For SSE I get almost as good a result without unrolling as with unroll but only if I don't use cmp
. On AVX I get the best result without unrolling and without using cmp
. It's interesting that on IB unrolling actually is worse. On Haswell I get by far the best result by unrolling. Which is why I asked this question. The source code to test this can be found in that question.
根据 ScottD 的回答,我的 Core2 系统(Nehalem 64 位模式之前的模式)的内在函数现在接近 97%.我不知道为什么 cmp
实际上很重要,因为无论如何每次迭代都应该花费 2 个时钟周期.对于 Sandy Bridge,结果证明效率损失是由于代码对齐而不是额外的 cmp
.在 Haswell 上,无论如何只能展开工作.
Based on ScottD's answer I now get almost 97% with intrinsics for my Core2 system (pre Nehalem 64-bit mode). I'm not sure why the cmp
matters actually since it should take 2 clock cycles per iteration anyway. For Sandy Bridge it turns out the efficiency loss is due to code alignment not to the extra cmp
. On Haswell only unrolling works anyway.
推荐答案
这个怎么样.编译器是 gcc 4.9.0 mingw x64:
How about this. Compiler is gcc 4.9.0 mingw x64:
void triad(float *x, float *y, float *z, const int n) {
float k = 3.14159f;
intptr_t i;
__m256 k4 = _mm256_set1_ps(k);
for(i = -n; i < 0; i += 8) {
_mm256_store_ps(&z[i+n], _mm256_add_ps(_mm256_load_ps(&x[i+n]), _mm256_mul_ps(k4, _mm256_load_ps(&y[i+n]))));
}
}
gcc -c -O3 -march=corei7 -mavx2 triad.c
gcc -c -O3 -march=corei7 -mavx2 triad.c
0000000000000000 <triad>:
0: 44 89 c8 mov eax,r9d
3: f7 d8 neg eax
5: 48 98 cdqe
7: 48 85 c0 test rax,rax
a: 79 31 jns 3d <triad+0x3d>
c: c5 fc 28 0d 00 00 00 00 vmovaps ymm1,YMMWORD PTR [rip+0x0]

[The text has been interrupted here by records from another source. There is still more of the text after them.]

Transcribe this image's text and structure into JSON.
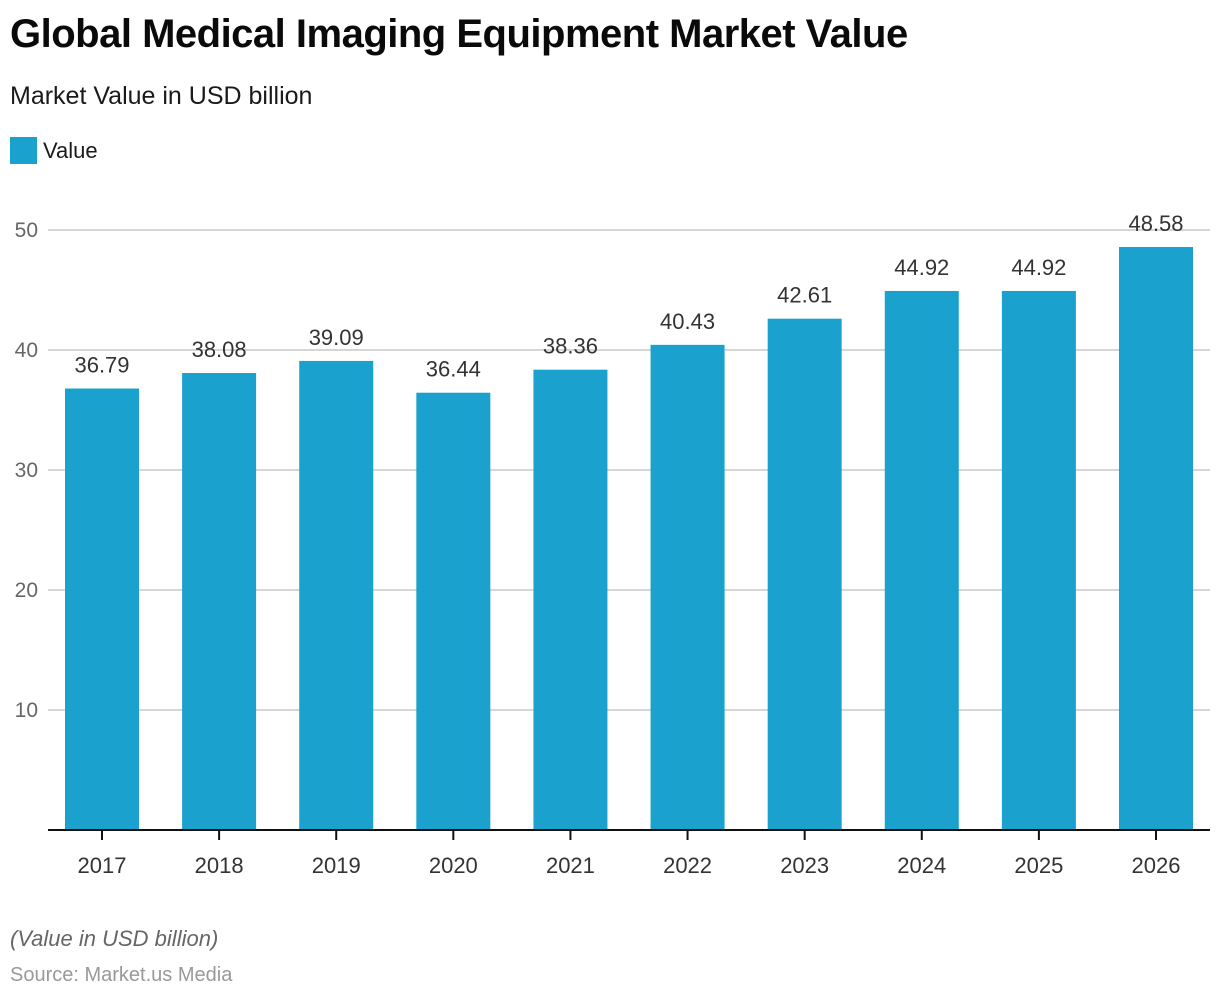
{
  "title": "Global Medical Imaging Equipment Market Value",
  "subtitle": "Market Value in USD billion",
  "legend": {
    "label": "Value",
    "color": "#1aa1cd"
  },
  "note": "(Value in USD billion)",
  "source": "Source: Market.us Media",
  "chart_data": {
    "type": "bar",
    "title": "Global Medical Imaging Equipment Market Value",
    "subtitle": "Market Value in USD billion",
    "xlabel": "",
    "ylabel": "",
    "categories": [
      "2017",
      "2018",
      "2019",
      "2020",
      "2021",
      "2022",
      "2023",
      "2024",
      "2025",
      "2026"
    ],
    "series": [
      {
        "name": "Value",
        "color": "#1aa1cd",
        "values": [
          36.79,
          38.08,
          39.09,
          36.44,
          38.36,
          40.43,
          42.61,
          44.92,
          44.92,
          48.58
        ]
      }
    ],
    "data_labels": [
      "36.79",
      "38.08",
      "39.09",
      "36.44",
      "38.36",
      "40.43",
      "42.61",
      "44.92",
      "44.92",
      "48.58"
    ],
    "ylim": [
      0,
      50
    ],
    "yticks": [
      10,
      20,
      30,
      40,
      50
    ],
    "grid": true,
    "legend_position": "top-left"
  }
}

14: 4d 63 c9 movsxd r9,r9d
17: 49 c1 e1 02 shl r9,0x2
1b: 4c 01 ca add rdx,r9
1e: 4c 01 c9 add rcx,r9
21: 4d 01 c8 add r8,r9
24: c5 f4 59 04 82 vmulps ymm0,ymm1,YMMWORD PTR [rdx+rax*4]

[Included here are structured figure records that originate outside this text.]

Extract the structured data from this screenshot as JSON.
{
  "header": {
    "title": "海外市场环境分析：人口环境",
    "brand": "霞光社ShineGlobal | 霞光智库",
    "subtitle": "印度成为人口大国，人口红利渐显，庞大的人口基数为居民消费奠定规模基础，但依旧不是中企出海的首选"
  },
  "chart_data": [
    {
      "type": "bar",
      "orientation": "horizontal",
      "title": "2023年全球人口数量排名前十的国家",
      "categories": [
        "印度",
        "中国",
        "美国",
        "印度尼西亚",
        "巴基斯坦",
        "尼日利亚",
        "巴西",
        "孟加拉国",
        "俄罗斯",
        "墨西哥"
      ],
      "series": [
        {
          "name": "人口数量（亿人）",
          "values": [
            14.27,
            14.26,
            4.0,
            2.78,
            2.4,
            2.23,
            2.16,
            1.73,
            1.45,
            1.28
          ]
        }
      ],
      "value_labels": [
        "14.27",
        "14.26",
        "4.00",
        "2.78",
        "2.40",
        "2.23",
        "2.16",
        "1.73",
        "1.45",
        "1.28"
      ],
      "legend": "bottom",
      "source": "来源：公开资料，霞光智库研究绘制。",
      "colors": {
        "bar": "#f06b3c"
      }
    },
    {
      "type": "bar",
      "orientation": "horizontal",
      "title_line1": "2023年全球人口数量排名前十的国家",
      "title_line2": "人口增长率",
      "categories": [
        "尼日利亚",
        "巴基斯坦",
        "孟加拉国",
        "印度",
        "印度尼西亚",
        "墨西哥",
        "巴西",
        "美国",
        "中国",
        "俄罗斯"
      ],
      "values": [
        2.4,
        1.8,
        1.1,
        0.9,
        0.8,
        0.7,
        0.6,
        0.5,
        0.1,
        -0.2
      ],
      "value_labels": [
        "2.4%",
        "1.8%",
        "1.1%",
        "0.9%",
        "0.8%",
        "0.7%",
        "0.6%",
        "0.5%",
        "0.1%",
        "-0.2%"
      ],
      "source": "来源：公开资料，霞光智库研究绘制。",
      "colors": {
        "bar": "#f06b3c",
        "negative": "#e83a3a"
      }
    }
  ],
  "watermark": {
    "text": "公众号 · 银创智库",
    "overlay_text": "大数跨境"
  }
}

29: c5 fc 58 04 81 vaddps ymm0,ymm0,YMMWORD PTR [rcx+rax*4]
2e: c4 c1 7c 29 04 80 vmovaps YMMWORD PTR [r8+rax*4],ymm0
34: 48 83 c0 08 add rax,0x8
38: 78 ea js 24 <triad+0x24>
3a: c5 f8 77 vzeroupper
3d: c3 ret
就像您的手写代码一样,gcc 使用 5 条指令进行循环.gcc 代码使用 scale=4,而您的代码使用 scale=1.我能够让 gcc 在 5 条指令循环中使用 scale=1,但 C 代码很笨拙,循环中的 2 条 AVX 指令从 5 字节增加到 6 字节.
Like your hand written code, gcc is using 5 instructions for the loop. The gcc code uses scale=4 where yours uses scale=1. I was able to get gcc to use scale=1 with a 5 instruction loop, but the C code is awkward and 2 of the AVX instructions in the loop grow from 5 bytes to 6 bytes.
这篇关于在 GCC 中生成没有 cmp 指令的循环的文章就介绍到这了,希望我们推荐的答案对大家有所帮助,也希望大家多多支持!